All in all there just might be some 'truth' in this new logo. Whereas the old one represented a world of users, this logo simply reinforces that autodesk, nor augi are listening to their customers. Notice in the middle of the 'dialog' a giant BLOCK that prevents those above from hearing those below.
Time was augi was a voice of the users, now the user guidelines and overall attitude isn't too far from simply being another version of autodesk's news groups.

Skyler Mills, from Rhode Island, emails -
Thanks, as always, for your newsletter. I especially liked your rant about logos. Yup, this is what we're paying for. Also, what about the VW logo? Ancient, but still classy and you can't mistake it for anything else.
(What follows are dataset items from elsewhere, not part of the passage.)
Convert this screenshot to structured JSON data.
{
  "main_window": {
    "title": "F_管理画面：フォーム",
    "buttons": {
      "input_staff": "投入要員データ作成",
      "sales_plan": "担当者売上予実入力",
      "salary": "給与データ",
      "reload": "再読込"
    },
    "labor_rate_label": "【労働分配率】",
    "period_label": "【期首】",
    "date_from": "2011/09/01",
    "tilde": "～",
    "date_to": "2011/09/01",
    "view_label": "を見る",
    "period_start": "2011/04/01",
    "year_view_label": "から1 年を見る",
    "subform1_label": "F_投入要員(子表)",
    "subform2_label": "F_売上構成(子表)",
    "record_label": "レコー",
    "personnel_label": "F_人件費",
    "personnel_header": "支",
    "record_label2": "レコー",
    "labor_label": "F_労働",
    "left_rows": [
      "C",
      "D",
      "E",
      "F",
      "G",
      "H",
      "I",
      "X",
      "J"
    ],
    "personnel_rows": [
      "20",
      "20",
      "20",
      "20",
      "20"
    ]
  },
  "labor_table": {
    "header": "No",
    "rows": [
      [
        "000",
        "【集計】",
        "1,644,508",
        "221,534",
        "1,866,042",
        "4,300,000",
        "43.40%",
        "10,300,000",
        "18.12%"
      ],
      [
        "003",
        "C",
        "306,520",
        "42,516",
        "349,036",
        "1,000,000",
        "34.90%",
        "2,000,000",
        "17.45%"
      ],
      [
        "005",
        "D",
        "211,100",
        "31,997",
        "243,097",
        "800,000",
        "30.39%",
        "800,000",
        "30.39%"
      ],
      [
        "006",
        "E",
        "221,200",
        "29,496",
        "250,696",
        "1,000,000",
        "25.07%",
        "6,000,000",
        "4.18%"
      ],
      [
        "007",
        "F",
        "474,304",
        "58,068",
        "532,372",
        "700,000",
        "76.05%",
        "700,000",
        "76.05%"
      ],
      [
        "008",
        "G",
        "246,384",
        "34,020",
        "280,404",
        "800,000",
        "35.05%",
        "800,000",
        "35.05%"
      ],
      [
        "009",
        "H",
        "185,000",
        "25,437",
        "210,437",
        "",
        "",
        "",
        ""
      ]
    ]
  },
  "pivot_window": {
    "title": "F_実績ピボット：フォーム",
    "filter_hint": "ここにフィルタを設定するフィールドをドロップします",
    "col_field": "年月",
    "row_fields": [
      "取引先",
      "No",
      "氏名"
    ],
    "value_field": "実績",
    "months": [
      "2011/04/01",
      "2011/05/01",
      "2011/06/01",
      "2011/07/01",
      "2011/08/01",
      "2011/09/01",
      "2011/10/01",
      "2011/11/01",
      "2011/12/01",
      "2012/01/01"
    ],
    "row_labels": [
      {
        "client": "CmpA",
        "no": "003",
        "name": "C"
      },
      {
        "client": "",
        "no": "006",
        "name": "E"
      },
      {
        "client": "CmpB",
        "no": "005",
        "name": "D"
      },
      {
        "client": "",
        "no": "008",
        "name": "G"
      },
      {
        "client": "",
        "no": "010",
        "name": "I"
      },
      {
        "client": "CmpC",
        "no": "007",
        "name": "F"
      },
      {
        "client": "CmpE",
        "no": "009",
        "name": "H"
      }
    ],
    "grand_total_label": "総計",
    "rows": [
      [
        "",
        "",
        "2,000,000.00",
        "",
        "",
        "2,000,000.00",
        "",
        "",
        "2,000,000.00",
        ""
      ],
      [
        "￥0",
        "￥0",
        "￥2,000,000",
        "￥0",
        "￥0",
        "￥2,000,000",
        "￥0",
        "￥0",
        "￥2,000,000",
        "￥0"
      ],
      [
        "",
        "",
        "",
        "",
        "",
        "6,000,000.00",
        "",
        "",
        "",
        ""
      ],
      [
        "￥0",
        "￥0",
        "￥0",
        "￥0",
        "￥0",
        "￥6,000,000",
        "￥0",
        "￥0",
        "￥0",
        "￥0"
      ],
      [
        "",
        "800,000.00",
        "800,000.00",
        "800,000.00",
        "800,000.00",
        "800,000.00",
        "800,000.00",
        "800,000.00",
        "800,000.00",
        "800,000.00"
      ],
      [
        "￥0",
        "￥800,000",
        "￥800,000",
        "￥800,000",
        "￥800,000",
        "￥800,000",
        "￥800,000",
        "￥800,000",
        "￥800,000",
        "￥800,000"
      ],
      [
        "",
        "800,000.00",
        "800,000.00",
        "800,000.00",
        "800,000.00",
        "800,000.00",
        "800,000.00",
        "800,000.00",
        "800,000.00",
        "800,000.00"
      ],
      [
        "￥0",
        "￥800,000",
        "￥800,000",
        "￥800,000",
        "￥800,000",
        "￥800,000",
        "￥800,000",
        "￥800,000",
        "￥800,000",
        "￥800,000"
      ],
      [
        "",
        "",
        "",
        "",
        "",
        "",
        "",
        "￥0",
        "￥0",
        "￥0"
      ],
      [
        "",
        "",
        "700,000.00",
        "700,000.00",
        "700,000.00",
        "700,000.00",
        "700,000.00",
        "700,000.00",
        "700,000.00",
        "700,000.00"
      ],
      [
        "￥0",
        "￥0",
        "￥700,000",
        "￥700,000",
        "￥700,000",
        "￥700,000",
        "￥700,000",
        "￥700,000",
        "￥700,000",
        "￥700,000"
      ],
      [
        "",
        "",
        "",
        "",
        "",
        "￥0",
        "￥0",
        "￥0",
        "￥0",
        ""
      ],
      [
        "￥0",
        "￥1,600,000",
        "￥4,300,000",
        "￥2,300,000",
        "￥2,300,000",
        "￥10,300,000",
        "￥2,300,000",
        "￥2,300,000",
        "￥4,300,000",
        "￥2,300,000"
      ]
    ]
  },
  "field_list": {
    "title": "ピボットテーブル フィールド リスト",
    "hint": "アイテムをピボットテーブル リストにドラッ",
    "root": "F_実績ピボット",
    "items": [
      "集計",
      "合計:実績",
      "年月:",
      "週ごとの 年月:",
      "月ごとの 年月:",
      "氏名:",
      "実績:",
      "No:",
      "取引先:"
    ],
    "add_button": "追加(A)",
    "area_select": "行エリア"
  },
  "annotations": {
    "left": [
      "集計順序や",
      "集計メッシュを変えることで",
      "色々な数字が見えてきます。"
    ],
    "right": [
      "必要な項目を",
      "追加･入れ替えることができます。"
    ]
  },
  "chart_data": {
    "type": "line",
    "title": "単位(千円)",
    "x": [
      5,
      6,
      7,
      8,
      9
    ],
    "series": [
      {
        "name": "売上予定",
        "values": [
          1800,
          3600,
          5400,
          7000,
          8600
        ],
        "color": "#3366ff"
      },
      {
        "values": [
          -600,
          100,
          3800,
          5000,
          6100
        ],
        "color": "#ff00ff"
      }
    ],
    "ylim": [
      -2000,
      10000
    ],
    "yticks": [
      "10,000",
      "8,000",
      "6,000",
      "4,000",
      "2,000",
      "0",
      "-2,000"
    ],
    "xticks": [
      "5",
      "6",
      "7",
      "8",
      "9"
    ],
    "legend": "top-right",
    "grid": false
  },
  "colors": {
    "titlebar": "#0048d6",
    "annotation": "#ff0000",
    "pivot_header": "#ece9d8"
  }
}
Amen to the VW logo comment. As for the other writer....Is AUGI increasingly out of touch with users? I think AUGI still provides a valuable service with the ATP programs, tutorials, etc. The forums, which replaced the old Guild email system, are probably a waste - you get more bang on Autodesk's discussion groups. The AUGI Exchange has turned out to be a flop - even though it showed promise. Gosh, I miss some of the old websites, like cadshack and caddepot. Yeah, they are still there, but shadows of their former "user-based" selves.

Oops, my age is showing...I am old enough to recall the renegade days when websites were created and run by users (for users) and not corporations. There are still a couple of those out there....but they are definitely "endangered", if not fast approaching "extinct".